NatureWorks LLC, a wholly owned subsidiary of Cargill Corporation, produces PLA in the U.S. Currently, NatureWorks and AGI/Klearfold are producing PLA folding cartons. According to the company, these products are competitively priced with traditional plastic cartons and source reduced by two caliper points with comparable structural integrity. These cartons can be printed using offset, flexo or silkscreen, and can be embossed or hot or cold foil-stamped for enhanced brand appeal.

“NatureSource cartons are slightly more expensive than APET folding cartons, but the pricing is considered to be much more stable than petroleum-based plastics,” said Patrick McGee, director of marketing, AGI/Klearfold. “Petroleum futures have been very volatile over the last 10 years, as compared to very stable corn futures.”
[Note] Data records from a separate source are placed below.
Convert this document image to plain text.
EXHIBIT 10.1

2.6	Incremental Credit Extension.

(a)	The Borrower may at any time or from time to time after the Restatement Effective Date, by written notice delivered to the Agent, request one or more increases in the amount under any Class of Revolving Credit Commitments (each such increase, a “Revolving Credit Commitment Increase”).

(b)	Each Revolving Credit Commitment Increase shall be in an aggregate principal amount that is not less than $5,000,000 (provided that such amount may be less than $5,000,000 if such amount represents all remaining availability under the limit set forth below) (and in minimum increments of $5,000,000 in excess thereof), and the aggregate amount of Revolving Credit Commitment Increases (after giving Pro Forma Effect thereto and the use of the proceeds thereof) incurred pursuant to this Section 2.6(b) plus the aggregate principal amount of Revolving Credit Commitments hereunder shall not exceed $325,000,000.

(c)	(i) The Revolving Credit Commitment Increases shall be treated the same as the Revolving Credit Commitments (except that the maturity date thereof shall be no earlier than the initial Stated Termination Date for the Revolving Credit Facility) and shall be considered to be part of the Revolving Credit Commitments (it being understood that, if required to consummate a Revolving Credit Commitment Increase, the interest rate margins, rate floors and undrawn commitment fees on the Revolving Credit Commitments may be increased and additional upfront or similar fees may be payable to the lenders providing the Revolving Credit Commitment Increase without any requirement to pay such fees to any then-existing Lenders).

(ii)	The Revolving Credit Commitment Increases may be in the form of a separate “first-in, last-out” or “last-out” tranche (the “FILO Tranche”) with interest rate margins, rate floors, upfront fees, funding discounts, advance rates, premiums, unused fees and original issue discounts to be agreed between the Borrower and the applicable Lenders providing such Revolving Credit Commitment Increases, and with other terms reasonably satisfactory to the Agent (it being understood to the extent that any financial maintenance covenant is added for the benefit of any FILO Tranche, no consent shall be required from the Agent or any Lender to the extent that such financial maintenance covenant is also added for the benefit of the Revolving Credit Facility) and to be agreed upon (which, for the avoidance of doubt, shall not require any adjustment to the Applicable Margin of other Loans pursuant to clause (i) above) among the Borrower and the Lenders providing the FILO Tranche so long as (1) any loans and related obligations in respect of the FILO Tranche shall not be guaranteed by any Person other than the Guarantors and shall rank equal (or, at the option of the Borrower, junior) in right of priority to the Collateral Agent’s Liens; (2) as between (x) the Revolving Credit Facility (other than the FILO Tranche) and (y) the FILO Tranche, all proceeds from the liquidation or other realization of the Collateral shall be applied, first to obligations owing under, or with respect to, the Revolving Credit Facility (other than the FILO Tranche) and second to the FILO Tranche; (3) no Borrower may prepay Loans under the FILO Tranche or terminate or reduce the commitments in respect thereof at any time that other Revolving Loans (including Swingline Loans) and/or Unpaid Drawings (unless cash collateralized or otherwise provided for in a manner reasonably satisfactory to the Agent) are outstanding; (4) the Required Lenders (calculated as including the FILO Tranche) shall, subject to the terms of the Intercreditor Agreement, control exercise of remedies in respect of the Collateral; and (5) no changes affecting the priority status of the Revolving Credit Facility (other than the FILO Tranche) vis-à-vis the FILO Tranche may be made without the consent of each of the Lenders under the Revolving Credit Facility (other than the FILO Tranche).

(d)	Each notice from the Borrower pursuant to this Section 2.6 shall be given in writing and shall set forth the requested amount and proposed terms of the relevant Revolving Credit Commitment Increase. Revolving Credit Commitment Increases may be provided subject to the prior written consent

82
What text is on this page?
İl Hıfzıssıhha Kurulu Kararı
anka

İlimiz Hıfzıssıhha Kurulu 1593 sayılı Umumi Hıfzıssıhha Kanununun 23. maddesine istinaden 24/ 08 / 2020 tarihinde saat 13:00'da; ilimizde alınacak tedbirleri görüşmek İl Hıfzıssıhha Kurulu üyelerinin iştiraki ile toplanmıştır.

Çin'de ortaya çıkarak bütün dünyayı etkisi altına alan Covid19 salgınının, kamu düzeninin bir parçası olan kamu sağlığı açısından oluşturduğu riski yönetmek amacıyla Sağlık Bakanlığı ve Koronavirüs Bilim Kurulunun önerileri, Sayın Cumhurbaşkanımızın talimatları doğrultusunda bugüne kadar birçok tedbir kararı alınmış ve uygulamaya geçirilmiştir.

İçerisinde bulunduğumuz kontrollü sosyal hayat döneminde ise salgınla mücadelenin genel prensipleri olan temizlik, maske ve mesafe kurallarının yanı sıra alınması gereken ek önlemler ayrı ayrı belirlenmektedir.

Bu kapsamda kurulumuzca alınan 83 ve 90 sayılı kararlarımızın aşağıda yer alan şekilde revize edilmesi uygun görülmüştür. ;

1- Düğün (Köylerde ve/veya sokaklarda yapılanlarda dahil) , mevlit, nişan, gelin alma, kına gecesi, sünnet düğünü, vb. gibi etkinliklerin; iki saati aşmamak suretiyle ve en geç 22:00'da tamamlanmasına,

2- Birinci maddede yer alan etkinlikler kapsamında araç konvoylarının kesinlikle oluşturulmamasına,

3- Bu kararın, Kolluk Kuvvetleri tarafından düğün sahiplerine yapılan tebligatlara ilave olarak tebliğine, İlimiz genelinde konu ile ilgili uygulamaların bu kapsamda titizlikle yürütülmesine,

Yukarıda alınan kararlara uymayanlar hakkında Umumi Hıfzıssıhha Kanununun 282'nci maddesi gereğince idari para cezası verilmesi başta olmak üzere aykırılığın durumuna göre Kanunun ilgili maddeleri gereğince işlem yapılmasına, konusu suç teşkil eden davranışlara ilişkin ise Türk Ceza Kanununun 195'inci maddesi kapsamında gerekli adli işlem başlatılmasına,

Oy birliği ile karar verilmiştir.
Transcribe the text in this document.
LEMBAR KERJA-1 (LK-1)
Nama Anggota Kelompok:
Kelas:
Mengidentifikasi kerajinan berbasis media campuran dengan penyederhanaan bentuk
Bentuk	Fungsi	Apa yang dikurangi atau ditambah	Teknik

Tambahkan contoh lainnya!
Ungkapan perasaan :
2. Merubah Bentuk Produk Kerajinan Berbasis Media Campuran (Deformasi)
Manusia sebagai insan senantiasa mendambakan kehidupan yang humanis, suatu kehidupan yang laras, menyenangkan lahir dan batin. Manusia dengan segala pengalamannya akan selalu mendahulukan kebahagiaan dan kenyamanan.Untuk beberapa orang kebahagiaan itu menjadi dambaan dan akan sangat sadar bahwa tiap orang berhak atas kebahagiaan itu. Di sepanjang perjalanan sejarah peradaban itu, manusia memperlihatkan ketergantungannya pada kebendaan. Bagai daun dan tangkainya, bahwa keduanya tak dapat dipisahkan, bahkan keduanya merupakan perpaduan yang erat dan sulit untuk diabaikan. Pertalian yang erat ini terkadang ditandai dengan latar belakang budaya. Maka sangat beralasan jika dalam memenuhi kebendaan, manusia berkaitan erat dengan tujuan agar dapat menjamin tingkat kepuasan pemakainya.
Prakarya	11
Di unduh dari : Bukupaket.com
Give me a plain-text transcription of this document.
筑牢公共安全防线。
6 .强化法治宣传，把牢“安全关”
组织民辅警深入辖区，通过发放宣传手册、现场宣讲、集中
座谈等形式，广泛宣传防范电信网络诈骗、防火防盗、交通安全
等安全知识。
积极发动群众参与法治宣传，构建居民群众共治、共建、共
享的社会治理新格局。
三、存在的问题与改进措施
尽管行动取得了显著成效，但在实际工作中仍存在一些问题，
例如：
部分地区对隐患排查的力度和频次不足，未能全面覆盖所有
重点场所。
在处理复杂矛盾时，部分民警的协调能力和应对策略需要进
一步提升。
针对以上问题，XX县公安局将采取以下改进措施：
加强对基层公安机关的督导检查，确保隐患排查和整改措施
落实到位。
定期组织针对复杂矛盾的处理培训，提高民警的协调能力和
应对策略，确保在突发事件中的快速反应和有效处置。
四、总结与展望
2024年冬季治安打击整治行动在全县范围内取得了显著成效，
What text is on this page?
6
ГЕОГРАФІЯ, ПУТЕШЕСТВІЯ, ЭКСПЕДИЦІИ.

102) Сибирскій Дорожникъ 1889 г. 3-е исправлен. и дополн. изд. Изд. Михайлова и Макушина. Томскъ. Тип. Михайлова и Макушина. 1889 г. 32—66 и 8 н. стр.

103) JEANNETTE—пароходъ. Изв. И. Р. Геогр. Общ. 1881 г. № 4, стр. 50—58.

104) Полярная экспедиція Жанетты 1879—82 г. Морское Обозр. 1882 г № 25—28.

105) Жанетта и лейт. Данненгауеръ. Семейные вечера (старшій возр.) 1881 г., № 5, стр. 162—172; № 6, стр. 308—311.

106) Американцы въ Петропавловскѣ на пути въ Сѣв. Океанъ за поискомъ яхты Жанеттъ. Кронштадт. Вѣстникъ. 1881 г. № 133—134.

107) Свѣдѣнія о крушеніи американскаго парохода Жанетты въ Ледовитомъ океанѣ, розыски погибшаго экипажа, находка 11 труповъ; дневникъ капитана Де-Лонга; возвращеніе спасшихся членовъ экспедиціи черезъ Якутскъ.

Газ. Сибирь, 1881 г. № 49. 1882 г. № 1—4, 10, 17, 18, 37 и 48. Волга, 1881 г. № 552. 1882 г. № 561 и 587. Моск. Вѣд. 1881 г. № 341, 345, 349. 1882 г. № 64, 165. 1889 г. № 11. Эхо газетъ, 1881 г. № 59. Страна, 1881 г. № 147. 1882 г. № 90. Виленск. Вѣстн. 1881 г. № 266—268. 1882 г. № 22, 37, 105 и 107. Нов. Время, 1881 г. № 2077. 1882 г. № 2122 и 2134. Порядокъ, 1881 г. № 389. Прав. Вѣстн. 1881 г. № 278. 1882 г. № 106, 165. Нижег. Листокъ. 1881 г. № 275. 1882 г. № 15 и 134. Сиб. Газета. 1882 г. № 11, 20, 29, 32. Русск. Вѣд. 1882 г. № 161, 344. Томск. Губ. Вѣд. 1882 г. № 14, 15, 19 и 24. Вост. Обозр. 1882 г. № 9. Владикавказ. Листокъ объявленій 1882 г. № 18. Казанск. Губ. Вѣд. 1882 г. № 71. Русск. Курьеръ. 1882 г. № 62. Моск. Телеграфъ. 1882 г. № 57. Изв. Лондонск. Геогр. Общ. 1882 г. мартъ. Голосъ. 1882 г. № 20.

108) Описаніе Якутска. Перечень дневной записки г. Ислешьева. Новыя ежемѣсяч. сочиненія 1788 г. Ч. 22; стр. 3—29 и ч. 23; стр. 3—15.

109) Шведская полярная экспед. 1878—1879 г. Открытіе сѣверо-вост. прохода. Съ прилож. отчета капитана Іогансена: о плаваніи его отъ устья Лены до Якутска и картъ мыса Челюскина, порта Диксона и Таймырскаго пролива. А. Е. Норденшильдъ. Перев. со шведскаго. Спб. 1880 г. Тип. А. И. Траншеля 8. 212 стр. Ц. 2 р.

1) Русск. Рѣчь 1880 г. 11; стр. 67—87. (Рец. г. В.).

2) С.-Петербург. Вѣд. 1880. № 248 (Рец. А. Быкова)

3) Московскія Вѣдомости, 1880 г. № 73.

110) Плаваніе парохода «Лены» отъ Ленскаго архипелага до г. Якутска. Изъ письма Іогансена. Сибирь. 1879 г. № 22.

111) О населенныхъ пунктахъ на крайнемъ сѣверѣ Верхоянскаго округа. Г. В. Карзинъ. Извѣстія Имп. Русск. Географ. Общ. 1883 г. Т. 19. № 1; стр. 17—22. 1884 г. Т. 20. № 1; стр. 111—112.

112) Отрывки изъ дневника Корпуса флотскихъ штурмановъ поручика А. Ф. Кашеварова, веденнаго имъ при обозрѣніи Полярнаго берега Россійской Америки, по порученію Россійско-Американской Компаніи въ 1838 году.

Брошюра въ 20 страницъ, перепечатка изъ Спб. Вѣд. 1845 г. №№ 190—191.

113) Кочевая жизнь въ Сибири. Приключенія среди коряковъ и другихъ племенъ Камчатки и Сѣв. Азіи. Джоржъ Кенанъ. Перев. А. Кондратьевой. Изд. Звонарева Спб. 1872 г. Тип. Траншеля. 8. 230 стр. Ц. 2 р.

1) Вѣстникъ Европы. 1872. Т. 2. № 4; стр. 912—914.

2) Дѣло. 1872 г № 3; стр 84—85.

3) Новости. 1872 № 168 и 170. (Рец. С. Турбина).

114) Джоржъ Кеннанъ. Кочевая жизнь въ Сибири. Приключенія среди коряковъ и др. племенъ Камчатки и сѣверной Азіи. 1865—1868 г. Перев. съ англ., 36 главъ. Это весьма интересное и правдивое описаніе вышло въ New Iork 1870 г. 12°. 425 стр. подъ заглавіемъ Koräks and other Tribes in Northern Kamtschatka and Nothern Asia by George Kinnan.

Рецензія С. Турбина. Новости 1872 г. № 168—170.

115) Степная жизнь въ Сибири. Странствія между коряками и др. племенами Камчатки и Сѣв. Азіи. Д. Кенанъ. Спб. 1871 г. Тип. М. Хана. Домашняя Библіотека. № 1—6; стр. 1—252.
PLA will completely degrade in an industrial or municipal composting facility. “It clearly has the power to influence consumer choice and to support consumer products companies’ environmental packaging objectives,” stated McGee.

PLA is not currently being used in bottles, according to Vonda Simon, president, SeaCliff Packaging, Inc. “PLA is not strong enough to hold up in bottles,” said Simon. She explained that the oils in cosmetics tend to breakdown PLA, currently limiting its applications. Additionally, PLA breaks down at temperatures above 105ºF, which is too low for use in products that are not transported and stored in temperature controlled environments, according to Laura Setzfand, director of marketing, personal care division, The Hain Celestial Group. (For more information on PLA and its uses, see “Natural Packaging” in the October 2006 issue of GCI.) This technology, however, offers new avenues to explore, while contributing to the trend of natural ingredients and wellness within the cosmetic and beauty industry.